Sebuah hal yang tidak bisa dipungkiri, bahwa hal pertama yang dilakukan
oleh Muhammad SAW sesampai di Madinah adalah membangun masjid. Hal
lainnya yang juga beliau lakukan sesudah itu ialah mempersaudarakan kaum
muslimin, terutama antara Muhajirin dan Anshar, serta membuat
kesepakatan konstitusional bersama segenap elemen masyarakat yang ada di
Madinah. Betapa pentingnya arti sebuah masjid, Nabi SAW juga
menyempatkan diri membangun masjid di Quba’ meskipun beliau hanya
tinggal di situ selama empat hari saja.
Sesungguhnya masjid merupakan tempat yang paling penting dalam
membangun sebuah masyarakat Islami. Ini tidak lain karena masyarakat
Muslim hanya akan terbentuk dengan cara memegang teguh nilai Islam, yang
kesemuanya itu tidak lain bersumber dari masjid. Diantara nilai itu
ialah:
-
Memperkuat tali ukhuwah dan cinta diantara kaum muslimin.
-
Menebarkan semangat persamaan dan keadilan diantara kaum muslimin, meskipun latar belakang dan kondisi mereka berbeda-beda.
-
Segenap kaum muslimin mau bersatu untuk memegang erat hukum dan
syariat Islam, yang kesemuanya sangat efektif dan efisien jika diajarkan
didalam masjid.
Ada beberapa hal lain yang mesti dicatat atas peran masjid sebagai basis dakwah.
-
Masjid merupakan markas proyek pembentukan tata sosial baru yang bersifat relijius.
-
Masjid merupakan rumah bagi gerakan ekspansi dakwah dan rekayasa sosial politik dalam rangka dakwah Islam.
-
Masjid merupakan tempat yang terbuka bagi setiap muslim.
-
Masjid merupakan tempat yang sangat nyaman (suasana ta’abbudiyah yang kental) sekaligus aman untuk dakwah.
-
Masjid senantiasa menambatkan hati seorang muslim pada akhirat.
-
Masjid merupakan tempat yang sangat efektif untuk konsolidasi kekuatan ruhiyah.
-
Masjid merupakan perpaduan antara shilah billah dan shilah binnaas.
-
Masjid merupakan sarana yang efektif dan efisien untuk penerangan terhadap masyarakat muslim.
-
Masjid dalam pemanfaatannya harus merepresentasikan keutuhan (syumuliyah) ajaran Islam.

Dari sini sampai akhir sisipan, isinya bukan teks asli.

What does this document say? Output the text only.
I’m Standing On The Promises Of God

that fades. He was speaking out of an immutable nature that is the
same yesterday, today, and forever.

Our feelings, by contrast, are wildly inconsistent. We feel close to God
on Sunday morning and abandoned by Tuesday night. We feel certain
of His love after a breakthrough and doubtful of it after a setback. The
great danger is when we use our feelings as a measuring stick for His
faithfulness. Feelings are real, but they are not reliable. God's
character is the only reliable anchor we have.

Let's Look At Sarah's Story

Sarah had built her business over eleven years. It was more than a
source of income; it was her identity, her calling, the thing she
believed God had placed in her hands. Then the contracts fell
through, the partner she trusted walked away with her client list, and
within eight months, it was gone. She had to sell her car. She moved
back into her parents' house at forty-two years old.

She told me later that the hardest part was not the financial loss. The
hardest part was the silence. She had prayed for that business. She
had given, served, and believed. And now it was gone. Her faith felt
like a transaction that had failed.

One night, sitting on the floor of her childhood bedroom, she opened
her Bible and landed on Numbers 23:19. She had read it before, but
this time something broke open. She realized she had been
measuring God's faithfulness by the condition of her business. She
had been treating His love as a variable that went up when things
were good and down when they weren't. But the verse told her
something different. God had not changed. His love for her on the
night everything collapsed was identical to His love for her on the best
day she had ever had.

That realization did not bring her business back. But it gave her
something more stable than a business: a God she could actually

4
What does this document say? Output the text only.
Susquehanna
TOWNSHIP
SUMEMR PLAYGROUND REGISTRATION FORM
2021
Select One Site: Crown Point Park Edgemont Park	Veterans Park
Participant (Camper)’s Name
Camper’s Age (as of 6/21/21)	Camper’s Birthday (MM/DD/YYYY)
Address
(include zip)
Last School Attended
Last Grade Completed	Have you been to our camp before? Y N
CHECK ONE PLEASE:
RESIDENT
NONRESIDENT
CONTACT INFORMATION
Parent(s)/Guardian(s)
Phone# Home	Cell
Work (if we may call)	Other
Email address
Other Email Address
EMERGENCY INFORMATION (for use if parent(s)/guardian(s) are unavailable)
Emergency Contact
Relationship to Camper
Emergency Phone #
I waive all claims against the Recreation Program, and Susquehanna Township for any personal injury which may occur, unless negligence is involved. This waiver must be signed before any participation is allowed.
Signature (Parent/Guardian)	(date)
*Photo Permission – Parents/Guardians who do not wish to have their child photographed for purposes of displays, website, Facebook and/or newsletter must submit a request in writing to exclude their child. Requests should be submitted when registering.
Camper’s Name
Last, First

Dalam pengakulisasian ajaran Islam, masjid merupakan salah satu tempat
yang sangat strategis sebagai pusat gerakan dakwah Muhammadiyah. Sebagai
pusat gerakan dakwah, masjid dapat difungsionalisasikan sebagai pusat
pembinaan akidah umat, pusat informasi dan pengembangan ilmu pengetahuan
dan teknologi serta sebagai pusat gerakan dakwah Muhammadiyah.

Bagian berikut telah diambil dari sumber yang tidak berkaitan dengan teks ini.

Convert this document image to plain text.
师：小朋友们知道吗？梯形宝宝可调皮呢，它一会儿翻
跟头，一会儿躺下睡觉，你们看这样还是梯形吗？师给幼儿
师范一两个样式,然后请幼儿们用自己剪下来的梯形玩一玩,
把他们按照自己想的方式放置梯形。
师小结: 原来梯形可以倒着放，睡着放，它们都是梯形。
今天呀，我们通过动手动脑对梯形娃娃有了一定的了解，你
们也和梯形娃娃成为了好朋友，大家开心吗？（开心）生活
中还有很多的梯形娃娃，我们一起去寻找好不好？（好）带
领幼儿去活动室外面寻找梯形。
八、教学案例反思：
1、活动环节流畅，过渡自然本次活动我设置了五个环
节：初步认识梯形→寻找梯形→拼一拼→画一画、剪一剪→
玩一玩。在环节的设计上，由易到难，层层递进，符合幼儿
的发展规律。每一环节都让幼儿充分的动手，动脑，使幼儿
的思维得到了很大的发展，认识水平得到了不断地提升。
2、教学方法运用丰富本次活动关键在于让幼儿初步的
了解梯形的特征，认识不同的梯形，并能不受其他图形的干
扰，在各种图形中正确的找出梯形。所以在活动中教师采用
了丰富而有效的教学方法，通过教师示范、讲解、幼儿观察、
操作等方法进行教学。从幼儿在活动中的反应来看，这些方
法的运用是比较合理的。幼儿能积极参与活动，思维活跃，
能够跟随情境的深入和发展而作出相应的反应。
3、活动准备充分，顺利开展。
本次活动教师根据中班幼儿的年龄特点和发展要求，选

Hendaknya para Muballigh Muhammadiyah mengkonsolidasikan kekuatan umat
di masjid. Caranya para pengurus Masjid memulai membangun tradisi khusus
sholat subuh berjamaah yang disusul dengan kuliah tafsir, aqidah, fiqih
singkat sekitar 15 menit dan tanya jawab hingga total 30 menit, lalu
dilanjutkan dengan pertemuan ukhuwah untuk membahas berbagai masalah
yang sedang dihadapi jamaah Masjid untuk dibantu diselesaikan secara
riil, seperti masalah ekonomi atau yang lain, atau mengunjungi jamaah
yang tidak hadir sholat subuh yang sedang sakit. Ini semata-mata
melaksanakan hadits Rasul:
من أصبح وهمه الدنيا فليس من الله في شيء ومن لم يهتم بالمسلمين فليس منهم
“Siapa saja yang bangun pagi-pagi dan perhatiannya hanya dunia maka
dia tidak mendapatkan ridlo dari Allah, dan siapa saja yang tidak
memperhatikan kaum muslimin maka dia tidak termasuk golongan kaum
muslimin”(Mu’jam al al Ausath Juz 1/151).

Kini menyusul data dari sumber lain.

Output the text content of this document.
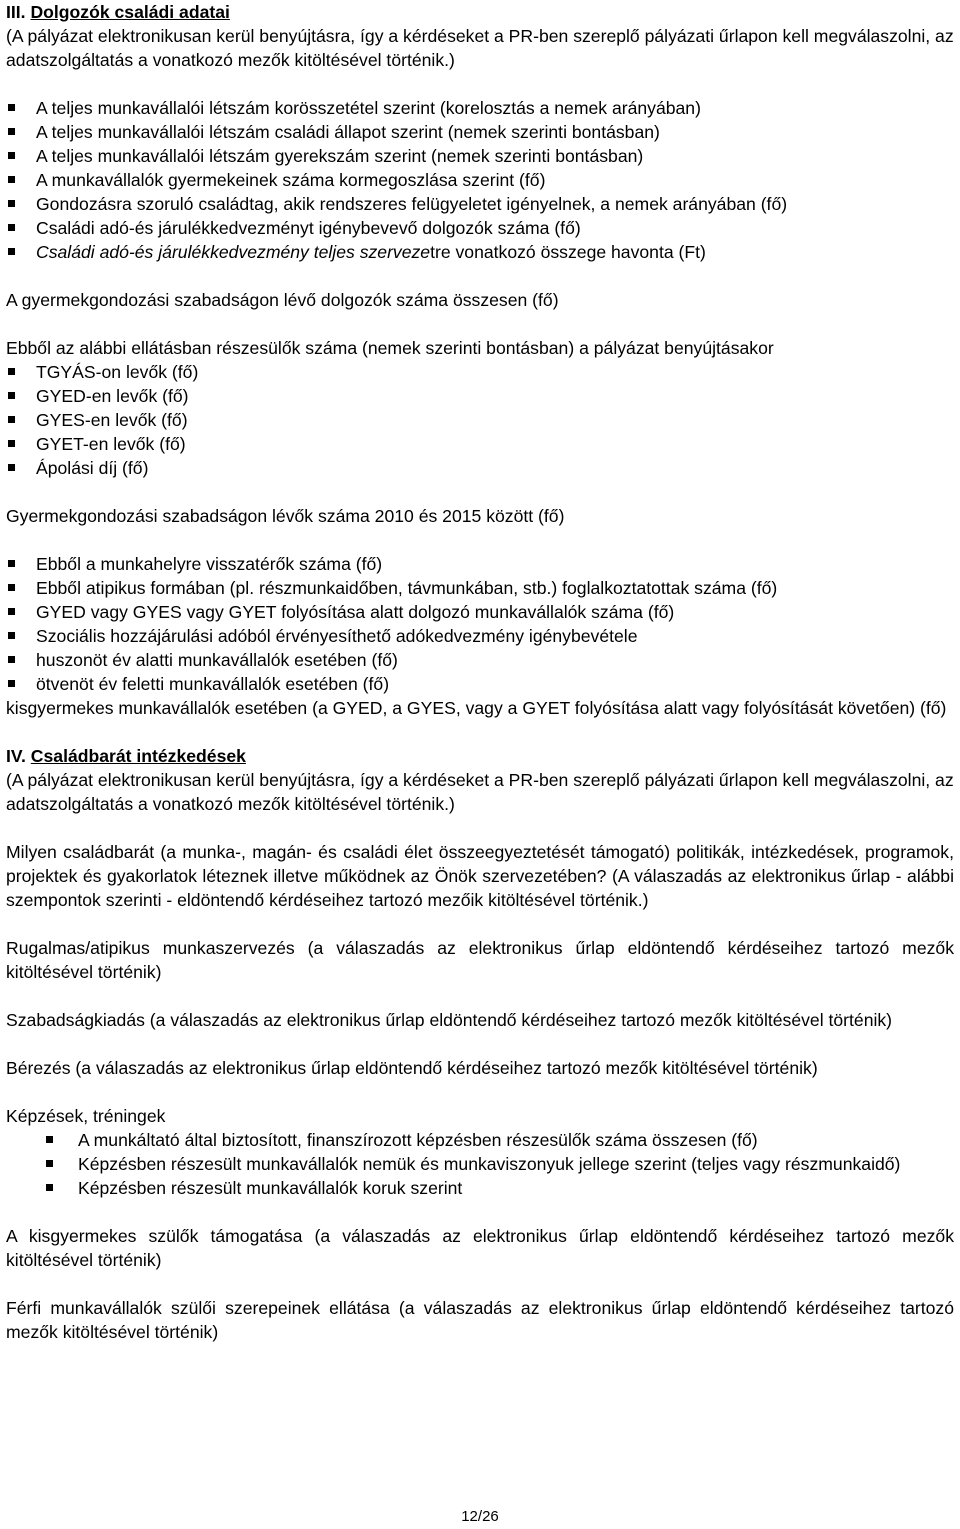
III. Dolgozók családi adatai

(A pályázat elektronikusan kerül benyújtásra, így a kérdéseket a PR-ben szereplő pályázati űrlapon kell megválaszolni, az adatszolgáltatás a vonatkozó mezők kitöltésével történik.)

A teljes munkavállalói létszám korösszetétel szerint (korelosztás a nemek arányában)
A teljes munkavállalói létszám családi állapot szerint (nemek szerinti bontásban)
A teljes munkavállalói létszám gyerekszám szerint (nemek szerinti bontásban)
A munkavállalók gyermekeinek száma kormegoszlása szerint (fő)
Gondozásra szoruló családtag, akik rendszeres felügyeletet igényelnek, a nemek arányában (fő)
Családi adó-és járulékkedvezményt igénybevevő dolgozók száma (fő)
Családi adó-és járulékkedvezmény teljes szervezetre vonatkozó összege havonta (Ft)

A gyermekgondozási szabadságon lévő dolgozók száma összesen (fő)

Ebből az alábbi ellátásban részesülők száma (nemek szerinti bontásban) a pályázat benyújtásakor

TGYÁS-on levők (fő)
GYED-en levők (fő)
GYES-en levők (fő)
GYET-en levők (fő)
Ápolási díj (fő)

Gyermekgondozási szabadságon lévők száma 2010 és 2015 között (fő)

Ebből a munkahelyre visszatérők száma (fő)
Ebből atipikus formában (pl. részmunkaidőben, távmunkában, stb.) foglalkoztatottak száma (fő)
GYED vagy GYES vagy GYET folyósítása alatt dolgozó munkavállalók száma (fő)
Szociális hozzájárulási adóból érvényesíthető adókedvezmény igénybevétele
huszonöt év alatti munkavállalók esetében (fő)
ötvenöt év feletti munkavállalók esetében (fő)

kisgyermekes munkavállalók esetében (a GYED, a GYES, vagy a GYET folyósítása alatt vagy folyósítását követően) (fő)

IV. Családbarát intézkedések

(A pályázat elektronikusan kerül benyújtásra, így a kérdéseket a PR-ben szereplő pályázati űrlapon kell megválaszolni, az adatszolgáltatás a vonatkozó mezők kitöltésével történik.)

Milyen családbarát (a munka-, magán- és családi élet összeegyeztetését támogató) politikák, intézkedések, programok, projektek és gyakorlatok léteznek illetve működnek az Önök szervezetében? (A válaszadás az elektronikus űrlap - alábbi szempontok szerinti - eldöntendő kérdéseihez tartozó mezőik kitöltésével történik.)

Rugalmas/atipikus munkaszervezés (a válaszadás az elektronikus űrlap eldöntendő kérdéseihez tartozó mezők kitöltésével történik)

Szabadságkiadás (a válaszadás az elektronikus űrlap eldöntendő kérdéseihez tartozó mezők kitöltésével történik)

Bérezés (a válaszadás az elektronikus űrlap eldöntendő kérdéseihez tartozó mezők kitöltésével történik)

Képzések, tréningek

A munkáltató által biztosított, finanszírozott képzésben részesülők száma összesen (fő)
Képzésben részesült munkavállalók nemük és munkaviszonyuk jellege szerint (teljes vagy részmunkaidő)
Képzésben részesült munkavállalók koruk szerint

A kisgyermekes szülők támogatása (a válaszadás az elektronikus űrlap eldöntendő kérdéseihez tartozó mezők kitöltésével történik)

Férfi munkavállalók szülői szerepeinek ellátása (a válaszadás az elektronikus űrlap eldöntendő kérdéseihez tartozó mezők kitöltésével történik)

12/26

Konsolidasi umat dengan basis masjid ini sangat penting. Sebab umat
islam memang diperintahkan hidup berjamaah dengan ikatan tali agama
Allah dan dilarang umat Islam hidup bercerai-berai apalagi nafsi-nafsi
alias individualistik seperti orang kafir Barat. Allah SWT menegaskan
dalam firman-Nya: "Dan berpeganglah kamu semuanya kepada tali (agama) Allah, dan janganlah kamu bercerai berai,…" (QS. Ali Imran 103).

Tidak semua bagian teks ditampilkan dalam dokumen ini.